As Sagittarius season comes to a close, I am delighted to announce that I have been selected as a finalist for the 2021 Page 73 Fellowship. I’m so honored to be among my inspiring co-finalists: Bleu Beckford-Burrell, Marvin González De León, April Ranger, and Haygen-Brice Walker. Now in its 18th year, the Page 73 Playwriting Fellowship is the company's most prestigious award, annually supporting a playwright who has yet to have a professional premiere in New York City. Last year I was an Interstate 73 Writers Group Fellow with P73, and I'm so grateful for their continued support of my work.
It's less than a month until National New Play Network will present a virtual reading of Mother of Exiles as part of their annual National Showcase of New Plays. Starting on Thursday, November 19, 2020, the three-day event will showcase my play alongside plays by Alexis Scheer, Candrice Jones, Francisca Da Silveira, and Vera Starbard.

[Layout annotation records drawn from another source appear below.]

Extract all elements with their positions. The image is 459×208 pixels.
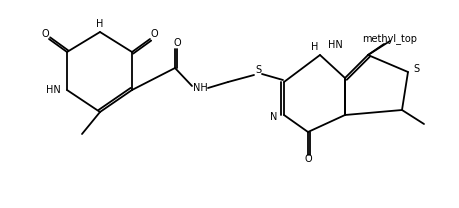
Text: NH: NH: [192, 83, 207, 93]
Text: S: S: [412, 64, 418, 74]
Text: O: O: [173, 38, 180, 48]
Text: O: O: [150, 29, 157, 39]
Text: O: O: [303, 154, 311, 164]
Text: H: H: [311, 42, 318, 52]
Text: S: S: [254, 65, 261, 75]
Text: N: N: [270, 112, 277, 122]
Text: HN: HN: [327, 40, 342, 50]
Text: HN: HN: [45, 85, 60, 95]
Text: O: O: [41, 29, 49, 39]
Text: H: H: [96, 19, 103, 29]
Text: methyl_top: methyl_top: [362, 33, 417, 45]
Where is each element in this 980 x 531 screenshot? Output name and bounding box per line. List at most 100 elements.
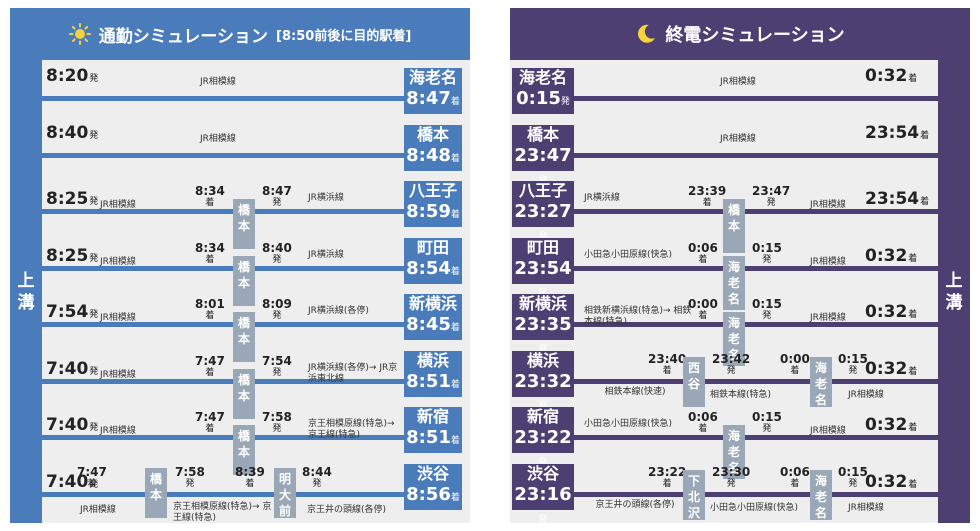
line-name: JR相模線	[80, 504, 116, 515]
transfer-arrival: 0:06 着	[688, 240, 718, 265]
route-row: 8:25発 JR相模線 8:34 着橋本 8:47 発 JR横浜線 八王子 8:59着	[10, 177, 470, 249]
transfer-station: 海老名	[723, 425, 745, 479]
departure-time: 23:54発	[514, 257, 572, 299]
route-line	[42, 378, 404, 384]
line-name: JR横浜線(各停)→ JR京浜東北線	[308, 362, 398, 384]
destination-name: 海老名	[408, 68, 457, 87]
route-row: 海老名 0:15発 0:32着 JR相模線	[510, 64, 970, 121]
route-line	[570, 322, 938, 327]
line-name: JR相模線	[848, 502, 884, 513]
line-name: 相鉄本線(快速)	[604, 386, 666, 397]
origin-bar	[10, 60, 42, 523]
route-line	[42, 96, 404, 101]
origin-name: 新宿	[526, 407, 559, 426]
route-row: 7:40発 JR相模線 7:47 着橋本 7:58 発京王相模原線(特急)→ 京王線(特急…	[10, 403, 470, 475]
route-line	[42, 209, 404, 214]
destination-name: 新宿	[416, 407, 449, 426]
line-name: JR相模線	[100, 313, 136, 323]
line-name: 小田急小田原線(快急)	[710, 502, 799, 513]
route-row: 8:40発 JR相模線 橋本 8:48着	[10, 121, 470, 178]
departure-time: 7:40発	[46, 358, 99, 379]
origin-name: 横浜	[526, 350, 559, 370]
transfer-departure: 8:09 発	[262, 297, 292, 321]
route-row: 7:54発 JR相模線 8:01 着橋本 8:09 発 JR横浜線(各停) 新横浜 8:45着	[10, 290, 470, 362]
arrival-time: 0:32着	[865, 358, 918, 379]
route-line	[42, 322, 404, 327]
line-name: JR相模線	[100, 256, 136, 267]
line-name: JR相模線	[848, 389, 884, 400]
route-line	[570, 265, 938, 271]
arrival-time: 8:48着	[406, 144, 460, 166]
line-name: 京王井の頭線(各停)	[595, 499, 675, 510]
transfer-station: 明大前	[274, 467, 296, 518]
route-row: 8:25発 JR相模線 8:34 着橋本 8:40 発 JR横浜線 町田 8:54着	[10, 234, 470, 306]
transfer-station: 橋本	[233, 255, 255, 306]
departure-time: 7:54発	[46, 302, 99, 322]
line-name: JR相模線	[200, 77, 236, 87]
departure-time: 0:15発	[516, 88, 570, 109]
moon-icon	[638, 24, 656, 43]
transfer-arrival: 0:00 着	[780, 351, 810, 376]
departure-time: 8:40発	[46, 122, 99, 143]
destination-name: 新横浜	[408, 294, 457, 313]
destination-box: 渋谷 8:56着	[404, 463, 462, 510]
destination-box: 海老名 8:47着	[404, 68, 462, 114]
line-name: 相鉄本線(特急)	[710, 389, 772, 400]
arrival-time: 8:54着	[406, 257, 460, 279]
origin-name: 新横浜	[518, 294, 567, 313]
transfer-station: 海老名	[810, 469, 832, 520]
commute-panel: 通勤シミュレーション [8:50前後に目的駅着] 上溝 8:20発 JR相模線 海老名…	[10, 8, 470, 523]
arrival-time: 8:51着	[406, 370, 460, 392]
transfer-arrival: 7:47 着	[77, 464, 107, 489]
line-name: 相鉄新横浜線(特急)→ 相鉄本線(特急)	[584, 306, 692, 327]
transfer-station: 橋本	[233, 425, 255, 475]
commute-header: 通勤シミュレーション [8:50前後に目的駅着]	[10, 8, 470, 60]
route-line	[570, 435, 938, 440]
route-line	[42, 265, 404, 271]
line-name: 京王相模原線(特急)→ 京王線(特急)	[308, 419, 395, 440]
transfer-arrival: 0:06 着	[780, 464, 810, 489]
transfer-station: 西谷	[683, 356, 705, 407]
departure-time: 23:32発	[514, 370, 572, 412]
line-name: JR相模線	[720, 77, 756, 87]
departure-time: 23:16発	[514, 483, 572, 525]
route-line	[42, 491, 404, 497]
transfer-station: 下北沢	[683, 469, 705, 520]
transfer-departure: 0:15 発	[752, 297, 782, 321]
transfer-departure: 23:30 発	[712, 464, 751, 489]
destination-name: 町田	[416, 237, 449, 257]
route-line	[42, 435, 404, 440]
transfer-departure: 23:42 発	[712, 351, 751, 376]
transfer-departure: 0:15 発	[752, 240, 782, 265]
line-name: JR相模線	[810, 426, 846, 436]
transfer-departure: 0:15 発	[752, 410, 782, 434]
transfer-station: 海老名	[810, 356, 832, 407]
transfer-departure: 7:58 発	[262, 410, 292, 434]
origin-label: 上溝	[17, 271, 35, 313]
arrival-time: 0:32着	[865, 471, 918, 492]
last-train-diagram: 上溝海老名0:15発0:32着JR相模線橋本23:47発23:54着JR相模線八…	[510, 60, 970, 525]
last-train-title: 終電シミュレーション	[665, 25, 845, 46]
transfer-station: 橋本	[233, 368, 255, 419]
route-row: 7:40発 JR相模線 7:47 着橋本 7:54 発 JR横浜線(各停)→ JR京浜東北線…	[10, 347, 470, 419]
route-line	[570, 378, 938, 384]
departure-time: 7:40発	[46, 471, 99, 492]
departure-time: 23:35発	[514, 314, 572, 355]
arrival-time: 0:32着	[865, 415, 918, 435]
arrival-time: 0:32着	[865, 302, 918, 322]
line-name: JR相模線	[100, 426, 136, 436]
transfer-station: 海老名	[723, 312, 745, 366]
departure-time: 8:25発	[46, 245, 99, 266]
destination-box: 八王子 8:59着	[404, 181, 462, 227]
transfer-arrival: 23:39 着	[688, 184, 727, 208]
transfer-arrival: 8:01 着	[195, 297, 225, 321]
destination-name: 八王子	[408, 181, 457, 200]
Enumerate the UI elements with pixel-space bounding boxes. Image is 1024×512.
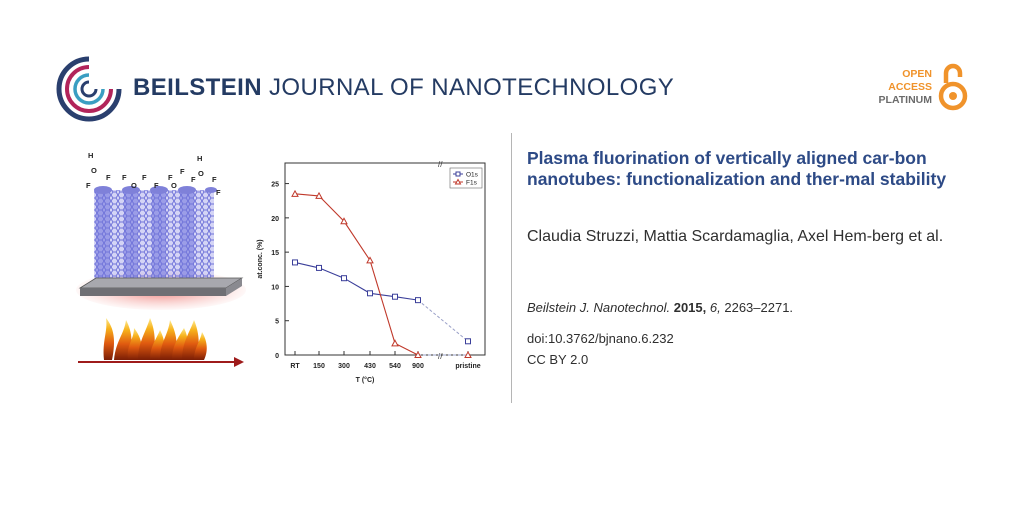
y-tick-label: 15	[271, 250, 279, 257]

It's October, I'm hunkered down in New York, and I've recently been selected as a semifinalist for the 2021 Page 73 Playwriting Fellowship. Now in its 18th year, the Page 73 Playwriting Fellowship is the company's most prestigious award, annually supporting a playwright who has yet to have a professional premiere in New York City. I’m honored to be among my inspiring co-semifinalists, Bleu Beckford Burrell, Lyndsey Bourne, Steph Del Rosso, Jahna Ferron-Smith, Marvin González De León, Dylan Guerra, Majkin Holmquist, Emma Horwitz, Roger Q Mason, April Ranger, Andrew Sianez-De La O, and Haygen-Brice Walker. The thirteen of us were selected from more than 400 applicants, the largest application pool to date. Last year I was an Interstate 73 Writers Group Fellow with P73, and I'm so grateful for their continued support of my work.